Vitsnou s’est incarné cinq cents fois, cela est fort étonnant ; mais enfin, cela n’est pas physiquement impossible. Car si Vitsnou a une ame, il peut avoir mis son ame dans cinq cents corps pour se réjoüir. L’Indien, à la vérité, n’a pas une foy bien vive, il n’est pas intimement persuadé de ces métamorphoses ; mais enfin, il dira à son bonze, J’ai la foy ; vous voulez que Vitsnou ait passé par cinq cents incarnations, cela vous vaut cinq cents roupies de rente ; à la bonne heure ; vous irez crier contre moi, vous me dénoncerez, vous ruinerez mon commerce si je n’ai pas la foy ; eh bien, j’ai la foy, & voilà de plus dix roupies que je vous donne. L’Indien peut jurer à ce bonze qu’il croit, sans faire un faux serment ; car après tout il ne lui est pas démontré que Vitsnou n’est pas venu cinq cents fois dans les Indes.

Mais si le bonze exige de lui qu’il croye une chose contradictoire, impossible, que deux & deux font cinq, que le même corps peut être en mille endroits différens, qu’être & n’être pas c’est précisément la même chose, alors, si l’Indien dit qu’il a la foy, il a menti ; & s’il jure qu’il croit, il fait un parjure. Il dit donc au bonze, Mon révérend père, je ne peux vous assurer que je crois ces absurdités-là, quand elles vous vaudraient dix mille roupies de rente au lieu de cinq cents.

Mon fils, répond le bonze, donnez vingt roupies, & Dieu vous fera la grace de croire tout ce que vous ne croyez point.
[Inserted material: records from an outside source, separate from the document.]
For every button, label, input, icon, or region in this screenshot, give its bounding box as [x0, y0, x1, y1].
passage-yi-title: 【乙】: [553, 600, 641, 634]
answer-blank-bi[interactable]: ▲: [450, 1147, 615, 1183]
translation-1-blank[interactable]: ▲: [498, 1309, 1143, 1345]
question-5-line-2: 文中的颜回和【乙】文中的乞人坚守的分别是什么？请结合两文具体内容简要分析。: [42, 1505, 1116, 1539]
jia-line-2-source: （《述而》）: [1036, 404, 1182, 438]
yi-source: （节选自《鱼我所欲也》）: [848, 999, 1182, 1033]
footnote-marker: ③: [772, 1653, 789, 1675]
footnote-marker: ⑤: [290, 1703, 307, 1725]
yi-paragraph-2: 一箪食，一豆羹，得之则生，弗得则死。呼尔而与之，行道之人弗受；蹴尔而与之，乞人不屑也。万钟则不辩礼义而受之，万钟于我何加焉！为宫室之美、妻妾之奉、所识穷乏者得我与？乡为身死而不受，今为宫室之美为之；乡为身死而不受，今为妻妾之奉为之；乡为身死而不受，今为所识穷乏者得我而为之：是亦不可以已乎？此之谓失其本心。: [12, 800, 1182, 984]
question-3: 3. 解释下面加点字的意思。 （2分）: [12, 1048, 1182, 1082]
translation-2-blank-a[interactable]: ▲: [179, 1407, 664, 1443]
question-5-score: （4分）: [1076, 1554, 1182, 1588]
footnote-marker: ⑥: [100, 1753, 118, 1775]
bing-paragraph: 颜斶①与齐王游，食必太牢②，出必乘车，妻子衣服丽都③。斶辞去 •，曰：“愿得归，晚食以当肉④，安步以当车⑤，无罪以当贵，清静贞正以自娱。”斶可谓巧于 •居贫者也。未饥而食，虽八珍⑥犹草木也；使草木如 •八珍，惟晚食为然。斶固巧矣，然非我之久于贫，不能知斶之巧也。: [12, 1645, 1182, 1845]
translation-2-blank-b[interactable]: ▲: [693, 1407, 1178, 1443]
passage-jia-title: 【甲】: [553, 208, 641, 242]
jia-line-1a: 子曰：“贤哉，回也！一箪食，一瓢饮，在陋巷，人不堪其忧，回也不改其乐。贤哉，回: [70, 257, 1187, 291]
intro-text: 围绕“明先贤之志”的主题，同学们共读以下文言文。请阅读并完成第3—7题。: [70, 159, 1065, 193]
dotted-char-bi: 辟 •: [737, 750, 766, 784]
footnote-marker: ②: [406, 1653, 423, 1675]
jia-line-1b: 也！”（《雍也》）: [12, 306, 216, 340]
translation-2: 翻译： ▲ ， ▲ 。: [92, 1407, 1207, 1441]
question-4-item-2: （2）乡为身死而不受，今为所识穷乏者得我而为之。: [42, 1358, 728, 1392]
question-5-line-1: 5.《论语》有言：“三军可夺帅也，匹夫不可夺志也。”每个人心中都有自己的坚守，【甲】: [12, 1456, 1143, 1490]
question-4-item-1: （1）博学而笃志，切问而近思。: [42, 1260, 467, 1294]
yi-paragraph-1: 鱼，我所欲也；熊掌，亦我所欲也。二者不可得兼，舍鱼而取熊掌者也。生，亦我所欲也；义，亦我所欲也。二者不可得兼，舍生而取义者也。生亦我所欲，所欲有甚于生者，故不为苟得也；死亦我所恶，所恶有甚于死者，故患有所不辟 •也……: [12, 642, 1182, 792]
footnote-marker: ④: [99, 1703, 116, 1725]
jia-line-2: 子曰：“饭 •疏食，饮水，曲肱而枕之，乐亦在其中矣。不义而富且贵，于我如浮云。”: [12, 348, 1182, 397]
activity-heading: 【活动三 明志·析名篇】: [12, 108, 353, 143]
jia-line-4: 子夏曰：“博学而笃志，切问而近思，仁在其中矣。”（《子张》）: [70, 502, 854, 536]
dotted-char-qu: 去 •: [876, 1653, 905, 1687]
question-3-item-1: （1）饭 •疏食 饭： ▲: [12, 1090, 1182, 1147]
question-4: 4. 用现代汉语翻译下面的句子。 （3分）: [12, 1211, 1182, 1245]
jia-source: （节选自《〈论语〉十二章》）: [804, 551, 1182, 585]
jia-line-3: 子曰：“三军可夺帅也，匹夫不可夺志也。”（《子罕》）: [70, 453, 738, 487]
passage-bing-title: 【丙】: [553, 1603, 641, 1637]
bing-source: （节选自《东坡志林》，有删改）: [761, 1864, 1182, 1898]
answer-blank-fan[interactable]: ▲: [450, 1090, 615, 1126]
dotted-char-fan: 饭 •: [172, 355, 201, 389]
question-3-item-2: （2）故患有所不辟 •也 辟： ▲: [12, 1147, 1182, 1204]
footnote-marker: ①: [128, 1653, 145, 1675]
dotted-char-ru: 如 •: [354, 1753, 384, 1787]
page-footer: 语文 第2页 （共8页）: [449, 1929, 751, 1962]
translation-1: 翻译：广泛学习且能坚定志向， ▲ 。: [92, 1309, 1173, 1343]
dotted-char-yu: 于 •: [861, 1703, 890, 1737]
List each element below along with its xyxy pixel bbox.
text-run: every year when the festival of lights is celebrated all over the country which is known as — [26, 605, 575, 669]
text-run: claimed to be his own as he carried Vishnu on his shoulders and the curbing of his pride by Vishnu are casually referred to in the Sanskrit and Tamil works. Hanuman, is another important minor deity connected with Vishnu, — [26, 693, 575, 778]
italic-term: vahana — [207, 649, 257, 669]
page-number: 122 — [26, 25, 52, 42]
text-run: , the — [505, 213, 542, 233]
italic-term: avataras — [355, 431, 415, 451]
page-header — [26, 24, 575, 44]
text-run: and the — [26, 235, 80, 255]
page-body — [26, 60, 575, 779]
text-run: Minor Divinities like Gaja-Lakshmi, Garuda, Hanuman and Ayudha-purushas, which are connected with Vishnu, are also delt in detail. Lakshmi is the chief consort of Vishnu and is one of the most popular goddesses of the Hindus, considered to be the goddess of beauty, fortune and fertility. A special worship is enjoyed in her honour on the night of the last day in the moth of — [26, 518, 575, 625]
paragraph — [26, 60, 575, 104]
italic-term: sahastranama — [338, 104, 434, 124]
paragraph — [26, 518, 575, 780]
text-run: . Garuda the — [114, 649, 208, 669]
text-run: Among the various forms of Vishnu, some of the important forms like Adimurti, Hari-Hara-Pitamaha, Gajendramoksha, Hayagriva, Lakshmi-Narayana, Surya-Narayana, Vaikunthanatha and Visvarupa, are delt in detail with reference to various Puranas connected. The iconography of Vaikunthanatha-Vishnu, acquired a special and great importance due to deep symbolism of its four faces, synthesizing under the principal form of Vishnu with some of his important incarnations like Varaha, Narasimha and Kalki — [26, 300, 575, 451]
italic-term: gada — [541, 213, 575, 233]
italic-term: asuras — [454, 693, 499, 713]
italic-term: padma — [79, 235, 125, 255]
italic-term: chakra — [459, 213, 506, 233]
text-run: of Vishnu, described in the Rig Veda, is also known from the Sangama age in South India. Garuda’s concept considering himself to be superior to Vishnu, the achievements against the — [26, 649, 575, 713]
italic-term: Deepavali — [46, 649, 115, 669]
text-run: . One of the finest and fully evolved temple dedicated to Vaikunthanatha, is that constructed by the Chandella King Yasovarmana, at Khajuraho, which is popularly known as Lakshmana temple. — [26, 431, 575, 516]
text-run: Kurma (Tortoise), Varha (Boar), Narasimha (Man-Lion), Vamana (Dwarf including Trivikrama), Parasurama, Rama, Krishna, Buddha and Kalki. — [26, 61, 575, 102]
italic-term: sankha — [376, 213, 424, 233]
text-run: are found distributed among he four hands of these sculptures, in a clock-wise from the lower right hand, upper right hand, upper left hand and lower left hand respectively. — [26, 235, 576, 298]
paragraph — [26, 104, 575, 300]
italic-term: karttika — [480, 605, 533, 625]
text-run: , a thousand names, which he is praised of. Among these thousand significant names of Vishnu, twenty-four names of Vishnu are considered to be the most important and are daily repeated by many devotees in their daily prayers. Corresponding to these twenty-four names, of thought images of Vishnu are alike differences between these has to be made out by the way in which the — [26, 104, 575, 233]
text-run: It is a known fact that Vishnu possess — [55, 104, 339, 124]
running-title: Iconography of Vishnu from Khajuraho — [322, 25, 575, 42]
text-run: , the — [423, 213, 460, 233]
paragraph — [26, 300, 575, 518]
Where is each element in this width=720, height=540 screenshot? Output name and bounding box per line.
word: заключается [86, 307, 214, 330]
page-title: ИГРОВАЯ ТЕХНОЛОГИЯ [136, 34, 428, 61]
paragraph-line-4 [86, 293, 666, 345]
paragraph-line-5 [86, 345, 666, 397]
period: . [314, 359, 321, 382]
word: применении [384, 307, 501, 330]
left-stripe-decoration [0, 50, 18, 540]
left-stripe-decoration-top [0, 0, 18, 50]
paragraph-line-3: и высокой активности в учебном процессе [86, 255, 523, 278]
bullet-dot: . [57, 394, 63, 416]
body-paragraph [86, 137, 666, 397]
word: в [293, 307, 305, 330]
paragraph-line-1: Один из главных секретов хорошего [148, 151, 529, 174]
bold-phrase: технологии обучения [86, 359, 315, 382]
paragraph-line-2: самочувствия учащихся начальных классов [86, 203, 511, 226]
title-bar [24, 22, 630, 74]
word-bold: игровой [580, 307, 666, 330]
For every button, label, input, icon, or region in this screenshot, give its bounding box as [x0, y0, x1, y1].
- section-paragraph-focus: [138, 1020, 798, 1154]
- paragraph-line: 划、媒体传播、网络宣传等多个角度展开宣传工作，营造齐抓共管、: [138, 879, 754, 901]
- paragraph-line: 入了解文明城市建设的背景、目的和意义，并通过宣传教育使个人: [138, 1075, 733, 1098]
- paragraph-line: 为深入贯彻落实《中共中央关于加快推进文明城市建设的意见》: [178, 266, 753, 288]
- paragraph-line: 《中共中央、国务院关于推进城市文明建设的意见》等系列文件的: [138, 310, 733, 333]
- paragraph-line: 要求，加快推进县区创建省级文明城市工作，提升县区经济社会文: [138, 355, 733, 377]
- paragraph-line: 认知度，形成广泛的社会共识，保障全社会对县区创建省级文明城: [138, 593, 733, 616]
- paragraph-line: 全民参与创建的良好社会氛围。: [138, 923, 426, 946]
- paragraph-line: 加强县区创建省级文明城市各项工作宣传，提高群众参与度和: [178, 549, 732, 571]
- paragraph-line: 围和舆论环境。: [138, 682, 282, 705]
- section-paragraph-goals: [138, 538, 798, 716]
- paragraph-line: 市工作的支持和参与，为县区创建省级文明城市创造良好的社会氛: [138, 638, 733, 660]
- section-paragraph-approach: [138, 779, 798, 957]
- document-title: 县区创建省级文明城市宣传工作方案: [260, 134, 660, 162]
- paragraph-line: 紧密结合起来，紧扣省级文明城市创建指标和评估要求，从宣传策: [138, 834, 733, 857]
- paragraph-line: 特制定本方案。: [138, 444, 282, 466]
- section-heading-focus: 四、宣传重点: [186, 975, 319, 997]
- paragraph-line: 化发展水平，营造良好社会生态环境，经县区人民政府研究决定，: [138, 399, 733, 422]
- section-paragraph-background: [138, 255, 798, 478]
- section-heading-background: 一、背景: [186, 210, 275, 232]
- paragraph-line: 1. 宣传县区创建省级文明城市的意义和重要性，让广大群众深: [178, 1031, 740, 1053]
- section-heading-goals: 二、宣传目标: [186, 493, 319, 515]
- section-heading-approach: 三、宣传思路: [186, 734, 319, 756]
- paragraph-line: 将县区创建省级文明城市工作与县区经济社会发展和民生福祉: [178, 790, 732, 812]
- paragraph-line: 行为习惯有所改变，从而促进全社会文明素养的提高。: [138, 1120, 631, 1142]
Comment voulez-vous, répond l’Indien, que Dieu opère sur moi ce qu’il ne peut opérer sur lui-même ? Il est impossible que Dieu fasse ou croye les contradictoires ; autrement il ne serait plus Dieu. Je veux bien vous dire, pour vous faire plaisir, que je crois ce qui est obscur ; mais je ne peux vous dire que je crois l’impossible. Dieu veut que nous soyons vertueux, & non pas que nous soyons absurdes. Je vous ai donné dix roupies, en voilà encor vingt, croyez à trente roupies, soyez homme de bien si vous pouvez, & ne me rompez plus la tête.